Certains fruits, certains légumes et certaines noix contiennent des protéines semblables à celles que l’on trouve dans les différents types de pollens. Lorsque les anticorps propres au pollen entrent en contact avec un aliment partageant des protéines similaires au niveau de la muqueuse orale, elles activent alors la libération de certains médiateurs inflammatoires qui vont être responsables des symptômes d’allergie. L’association la plus fréquente rencontrée dans le syndrome pollen-aliment est l’allergie croisée au pollen de bouleau. Les fruits et légumes le plus souvent associés au bouleau sont la pomme, la pêche, la prune, la poire, la cerise, l’abricot, l’amande, la carotte, le céleri, l’arachide et la noisette (voir aussi le site Agence canadienne d'inspection des aliments pour une liste). Contrairement aux allergènes alimentaires classiques, les allergènes en cause dans ce syndrome sont très sensibles à la chaleur et à la digestion. Les propriétés allergéniques diminuent donc considérablement avec la cuisson, ce qui explique pourquoi les fruits et les légumes en question sont souvent bien tolérés une fois cuits. Par contre, ceci ne s’applique pas pour les noix. Lorsque nous sommes en présence d’une réaction allergique à un fruit ou à un légume, sans que le patient n’ait d’allergies aux pollens, les protéines en cause sont différentes. Ces dernières sont beaucoup plus stables et conservent leur potentiel allergénique lorsqu’elles sont soumises à des procédés de cuisson. Aussi, elles résistent aux enzymes digestives et sont donc plus fréquemment responsables de réactions plus graves.

Le bouleau

Les symptômes peuvent-ils conduire à l'anaphylaxie?

Le syndrome pollen-aliment est appelé ainsi, car les symptômes se limitent le plus souvent à la bouche et la gorge.
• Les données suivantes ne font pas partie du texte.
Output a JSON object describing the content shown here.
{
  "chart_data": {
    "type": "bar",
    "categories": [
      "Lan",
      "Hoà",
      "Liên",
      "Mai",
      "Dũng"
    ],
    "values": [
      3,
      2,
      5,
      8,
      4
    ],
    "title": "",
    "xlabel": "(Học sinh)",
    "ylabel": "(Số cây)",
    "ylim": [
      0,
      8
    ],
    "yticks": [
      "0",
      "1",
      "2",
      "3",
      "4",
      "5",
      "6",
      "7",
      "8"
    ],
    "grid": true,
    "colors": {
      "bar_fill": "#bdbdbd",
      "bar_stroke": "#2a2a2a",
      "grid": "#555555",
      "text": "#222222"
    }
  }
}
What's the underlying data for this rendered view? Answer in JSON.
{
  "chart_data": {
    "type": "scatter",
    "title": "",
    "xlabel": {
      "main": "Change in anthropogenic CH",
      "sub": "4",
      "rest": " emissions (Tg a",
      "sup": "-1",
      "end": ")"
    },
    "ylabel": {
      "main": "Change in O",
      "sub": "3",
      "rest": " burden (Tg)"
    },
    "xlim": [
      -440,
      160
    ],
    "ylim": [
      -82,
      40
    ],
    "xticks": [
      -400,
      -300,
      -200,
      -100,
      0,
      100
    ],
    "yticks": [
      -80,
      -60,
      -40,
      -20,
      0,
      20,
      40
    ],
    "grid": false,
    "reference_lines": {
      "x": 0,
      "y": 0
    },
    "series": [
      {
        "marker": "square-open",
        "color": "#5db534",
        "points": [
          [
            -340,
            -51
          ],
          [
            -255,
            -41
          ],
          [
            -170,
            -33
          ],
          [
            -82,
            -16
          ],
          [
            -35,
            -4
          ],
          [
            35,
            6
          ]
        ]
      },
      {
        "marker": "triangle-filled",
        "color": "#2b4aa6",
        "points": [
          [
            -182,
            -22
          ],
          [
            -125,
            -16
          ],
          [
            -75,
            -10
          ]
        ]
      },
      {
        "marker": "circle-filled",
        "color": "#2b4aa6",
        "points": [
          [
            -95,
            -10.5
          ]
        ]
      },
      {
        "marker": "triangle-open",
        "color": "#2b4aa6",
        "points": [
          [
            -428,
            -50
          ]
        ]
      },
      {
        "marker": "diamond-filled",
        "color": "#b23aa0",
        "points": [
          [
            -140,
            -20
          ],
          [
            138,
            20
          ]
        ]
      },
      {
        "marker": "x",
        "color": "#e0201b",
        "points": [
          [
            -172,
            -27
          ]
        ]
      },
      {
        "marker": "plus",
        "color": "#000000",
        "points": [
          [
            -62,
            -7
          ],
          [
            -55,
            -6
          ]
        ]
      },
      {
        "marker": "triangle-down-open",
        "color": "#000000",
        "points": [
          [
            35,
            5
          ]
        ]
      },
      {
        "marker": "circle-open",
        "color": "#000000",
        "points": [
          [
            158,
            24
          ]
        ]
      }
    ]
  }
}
En effet, comme les protéines allergéniques en cause sont sensibles aux enzymes digestives, elles se dégradent donc rapidement après l'ingestion, ce qui limite les symptômes dans la majorité des cas. Habituellement, la réaction se produit immédiatement ou peu de temps après le contact avec l'aliment en question. La réaction allergique se manifeste donc par de la démangeaison au niveau de la bouche et de la gorge et parfois de l'enflure au niveau des lèvres, du palais et de la gorge. De plus, il n'est pas rare d'observer une augmentation des symptômes pendant la saison des pollens. Dans la littérature, on signale moins de 10% de réactions généralisées associées au syndrome pollen-aliment. Le risque de choc anaphylactique semble se situer autour de 1,7%. Certains aliments semblent liés à un risque accru de réactions généralisées: la pêche, les noix, les arachides et la moutarde sont les plus fréquemment mentionnés. Tel que mentionné plus tôt, les patients qui réagissent à des fruits et à des légumes sans souffrir d'allergie aux pollens sont plus à risque d'avoir des réactions plus importantes.

Que dois-je faire si j'ai le syndrome pollen-aliment?
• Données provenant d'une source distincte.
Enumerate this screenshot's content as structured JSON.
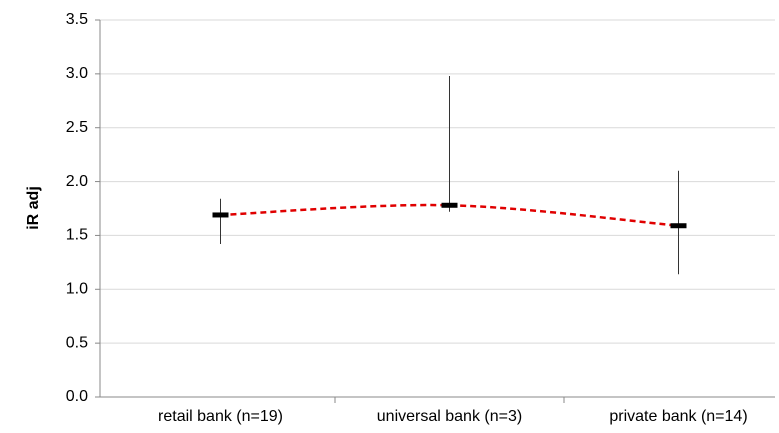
{
  "chart_data": {
    "type": "range",
    "y_label": "iR adj",
    "categories": [
      "retail bank (n=19)",
      "universal bank (n=3)",
      "private bank (n=14)"
    ],
    "series": [
      {
        "name": "mean",
        "color": "#000000",
        "values": [
          1.69,
          1.78,
          1.59
        ]
      },
      {
        "name": "max",
        "color": "#333333",
        "values": [
          1.84,
          2.98,
          2.1
        ]
      },
      {
        "name": "min",
        "color": "#333333",
        "values": [
          1.42,
          1.72,
          1.14
        ]
      }
    ],
    "trend_color": "#e00000",
    "ylim": [
      0,
      3.5
    ],
    "yticks": [
      {
        "value": 0,
        "label": "0.0"
      },
      {
        "value": 0.5,
        "label": "0.5"
      },
      {
        "value": 1,
        "label": "1.0"
      },
      {
        "value": 1.5,
        "label": "1.5"
      },
      {
        "value": 2,
        "label": "2.0"
      },
      {
        "value": 2.5,
        "label": "2.5"
      },
      {
        "value": 3,
        "label": "3.0"
      },
      {
        "value": 3.5,
        "label": "3.5"
      }
    ],
    "grid": true
  }
}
Étant donné qu'il s'agit quand même d'une réaction à médiation par les anticorps et qu'il est impossible d'en prédire la gravité, il semble plus prudent de recommander l'évitement des fruits et légumes crus occasionnant des symptômes. En ce qui concerne les noix, il est probablement plus prudent pour un individu donné d'éviter celles qui lui occasionnent des symptômes même sous la forme cuite. Dans le doute, il vaut la peine de consulter un allergologue afin de mieux précisier le diagnostic et de faire les tests nécessaires. Celui-ci sera le mieux placé pour répondre aux questions et donner les conseils appropriés.

Nguyen M. Le syndrome d'allergie orale, le voyage d'Aphrodite, côté jardin. Le Médecin du Québec 2009; 44(5); 47-50.